The remaining days of 2018 can be difficult to bear for caregivers of children with histories of early trauma.

This is the time when we are supposed to reflect on what has happened over the course of the year, recognizing the successes and wins, as well as look forward to the future through resolutions and commitment to goals.

But for families living with children affected by early trauma looking backwards and / or forwards can be intolerable. The past, burdened with painful, disappointing recollections of all that went wrong; the future loaded with yet-to-be-revealed disbeliefs, shocks and blows. But mostly, the absence of hope.

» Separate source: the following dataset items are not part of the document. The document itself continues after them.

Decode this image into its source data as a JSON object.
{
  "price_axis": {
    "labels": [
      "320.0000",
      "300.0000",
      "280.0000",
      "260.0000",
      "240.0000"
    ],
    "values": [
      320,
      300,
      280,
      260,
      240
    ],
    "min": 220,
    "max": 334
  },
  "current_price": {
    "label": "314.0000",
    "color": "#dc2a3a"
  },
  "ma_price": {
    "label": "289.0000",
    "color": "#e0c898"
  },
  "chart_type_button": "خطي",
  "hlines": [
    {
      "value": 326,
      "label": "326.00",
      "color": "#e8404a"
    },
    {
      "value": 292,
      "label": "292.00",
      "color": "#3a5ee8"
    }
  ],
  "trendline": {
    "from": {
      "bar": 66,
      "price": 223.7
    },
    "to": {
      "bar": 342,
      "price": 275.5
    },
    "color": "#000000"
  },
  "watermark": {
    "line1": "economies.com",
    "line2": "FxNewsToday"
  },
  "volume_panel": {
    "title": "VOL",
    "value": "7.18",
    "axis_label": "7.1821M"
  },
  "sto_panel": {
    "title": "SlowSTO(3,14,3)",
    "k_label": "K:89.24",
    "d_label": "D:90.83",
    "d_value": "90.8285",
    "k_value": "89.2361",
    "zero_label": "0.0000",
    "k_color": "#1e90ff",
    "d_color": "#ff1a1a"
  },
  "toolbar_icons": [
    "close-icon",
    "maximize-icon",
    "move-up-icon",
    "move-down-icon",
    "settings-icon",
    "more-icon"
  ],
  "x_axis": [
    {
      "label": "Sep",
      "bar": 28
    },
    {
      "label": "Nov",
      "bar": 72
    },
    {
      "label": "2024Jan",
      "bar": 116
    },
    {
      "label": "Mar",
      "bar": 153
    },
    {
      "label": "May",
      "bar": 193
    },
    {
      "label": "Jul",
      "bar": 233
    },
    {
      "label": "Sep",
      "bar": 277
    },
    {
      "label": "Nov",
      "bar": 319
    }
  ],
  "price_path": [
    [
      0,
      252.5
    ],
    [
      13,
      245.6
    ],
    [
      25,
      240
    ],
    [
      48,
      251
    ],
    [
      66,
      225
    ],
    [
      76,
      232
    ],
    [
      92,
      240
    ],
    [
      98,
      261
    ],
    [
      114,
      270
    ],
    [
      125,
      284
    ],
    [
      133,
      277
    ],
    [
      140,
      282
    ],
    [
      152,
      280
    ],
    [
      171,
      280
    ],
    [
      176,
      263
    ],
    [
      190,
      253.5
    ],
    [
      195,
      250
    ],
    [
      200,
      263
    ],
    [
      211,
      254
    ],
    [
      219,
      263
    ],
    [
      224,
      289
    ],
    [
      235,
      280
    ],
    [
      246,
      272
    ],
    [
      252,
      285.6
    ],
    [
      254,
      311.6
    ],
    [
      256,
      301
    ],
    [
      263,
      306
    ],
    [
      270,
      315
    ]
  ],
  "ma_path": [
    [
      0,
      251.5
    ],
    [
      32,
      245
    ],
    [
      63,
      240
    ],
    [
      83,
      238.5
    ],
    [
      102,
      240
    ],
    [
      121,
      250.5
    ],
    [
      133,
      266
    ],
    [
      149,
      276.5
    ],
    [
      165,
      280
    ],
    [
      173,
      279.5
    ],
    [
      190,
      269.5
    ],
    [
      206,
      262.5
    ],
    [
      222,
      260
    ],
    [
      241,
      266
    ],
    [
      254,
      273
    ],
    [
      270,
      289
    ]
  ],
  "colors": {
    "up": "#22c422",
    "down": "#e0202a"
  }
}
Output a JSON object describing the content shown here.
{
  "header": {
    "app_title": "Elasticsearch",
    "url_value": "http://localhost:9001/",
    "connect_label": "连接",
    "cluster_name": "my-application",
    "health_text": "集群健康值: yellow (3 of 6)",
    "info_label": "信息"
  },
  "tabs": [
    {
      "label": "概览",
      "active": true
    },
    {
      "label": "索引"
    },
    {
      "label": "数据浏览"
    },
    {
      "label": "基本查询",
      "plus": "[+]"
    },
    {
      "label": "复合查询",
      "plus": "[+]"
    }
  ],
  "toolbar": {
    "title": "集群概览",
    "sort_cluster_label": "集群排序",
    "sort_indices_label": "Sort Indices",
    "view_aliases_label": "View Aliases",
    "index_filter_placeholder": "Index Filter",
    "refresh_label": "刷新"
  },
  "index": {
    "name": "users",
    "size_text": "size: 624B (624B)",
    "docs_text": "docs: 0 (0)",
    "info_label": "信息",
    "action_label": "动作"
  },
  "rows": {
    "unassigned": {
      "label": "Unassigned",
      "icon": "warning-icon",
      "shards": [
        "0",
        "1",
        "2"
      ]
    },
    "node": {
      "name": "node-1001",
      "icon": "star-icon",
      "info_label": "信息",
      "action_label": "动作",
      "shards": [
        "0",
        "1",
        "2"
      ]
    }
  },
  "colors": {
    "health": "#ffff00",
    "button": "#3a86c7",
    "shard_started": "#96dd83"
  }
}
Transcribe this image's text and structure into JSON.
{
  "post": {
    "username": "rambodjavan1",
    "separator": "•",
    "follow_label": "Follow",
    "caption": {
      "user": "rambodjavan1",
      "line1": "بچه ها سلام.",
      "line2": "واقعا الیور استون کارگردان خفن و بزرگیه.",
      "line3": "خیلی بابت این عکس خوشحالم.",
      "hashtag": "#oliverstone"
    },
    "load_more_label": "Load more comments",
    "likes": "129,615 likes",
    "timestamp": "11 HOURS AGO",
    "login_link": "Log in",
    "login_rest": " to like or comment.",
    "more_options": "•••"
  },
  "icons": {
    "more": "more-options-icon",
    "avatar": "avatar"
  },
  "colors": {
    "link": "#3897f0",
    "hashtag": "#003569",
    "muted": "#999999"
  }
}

Let’s face it: celebrating the New Year is of little value for families burdened with trauma. In fact, New Year’s Eve could well be most depressing day of the year for many caregivers. Failures and lack of progress can feel particularly weighty.

But what if we turned the process of reflection around? Gretchen Schmelzer author of Journey through Trauma says that we need to reflect less on accomplishments and more about how we have grown.

She uses the analogy of learning to swim in a lake. “The thing is you don’t have to swim perfectly to have a sense of accomplishment.” Every day you may come to the water and tried something different (even if it was merely listening to the sound of moving water or dipping your toes). Every day you may have ventured a little deeper than you had before without being overwhelmed. You may even have met parts of yourself you hadn’t met before (a brave self, a curious self, a determined self). After a year, you may still be holding a kick-board as you float in the shallow water. And so what? It means you are closer to swimming than you were before.

In the lead up to New Year’s, take a few moments to reflect on the past 365 days through these simple steps:

  • Honour the experience: This may be in a conversation with someone you trust; merely to have your story (‘year in the life’) witnessed. Or you may wish to write a letter to your future self. Remember to be kind. Secondary trauma (or compassion fatigue) can make caregivers feel helpless and helplessness can make you feel shame. Honouring your experience can be healing, but you need to be give yourself a break — knowing you did the best you could with the resources available.
  • Look for the good: Human beings are negatively biased, which has helped us survived throughout many centuries. But negative bias often makes us oversee all the good things around us. Think for a moment about what has been working, and what is worth preserving and fostering.
  • Mourn what was lost:  Take some time to grieve what did happen, but also what didn’t happen—the things that couldn’t transpire because trauma got in the way. Allow yourself to acknowledge these things and hold them close to your heart.
  • Acknowledge what was found: Often when you feel like shutting something out of your life that you despise (a person or experience), you discover something that was found as well. Sometimes it is small, and sometimes it is large—but there is always something new in the experience of living with trauma. You came to know yourself or a family member differently. You learnt about a capacity you didn’t know you had. You grew bigger than you were. Your heart can hold more than you thought. Ask yourself: What do you know about yourself that you didn’t know before? What do you see in your life that you didn’t see before? What might you even be grateful for now after having come through this year?
  • Envision the future. Just the fact that the year has gone by is the proof that time marches forward. How can you bring the wisdom of what you have learned this year to benefit your life and the lives of others? What do you still need to do to support your healing and growth? How will you fill your reservoir?

And don’t forget. All those aunts and uncles who don’t see your child every day will exclaim at year end: “My, how you have grown!” But you should take that oft-repeated exclamation and turn it into a personal compliment: “My, how you have grown!” Own it. Because you are on your way to swimming like a pro.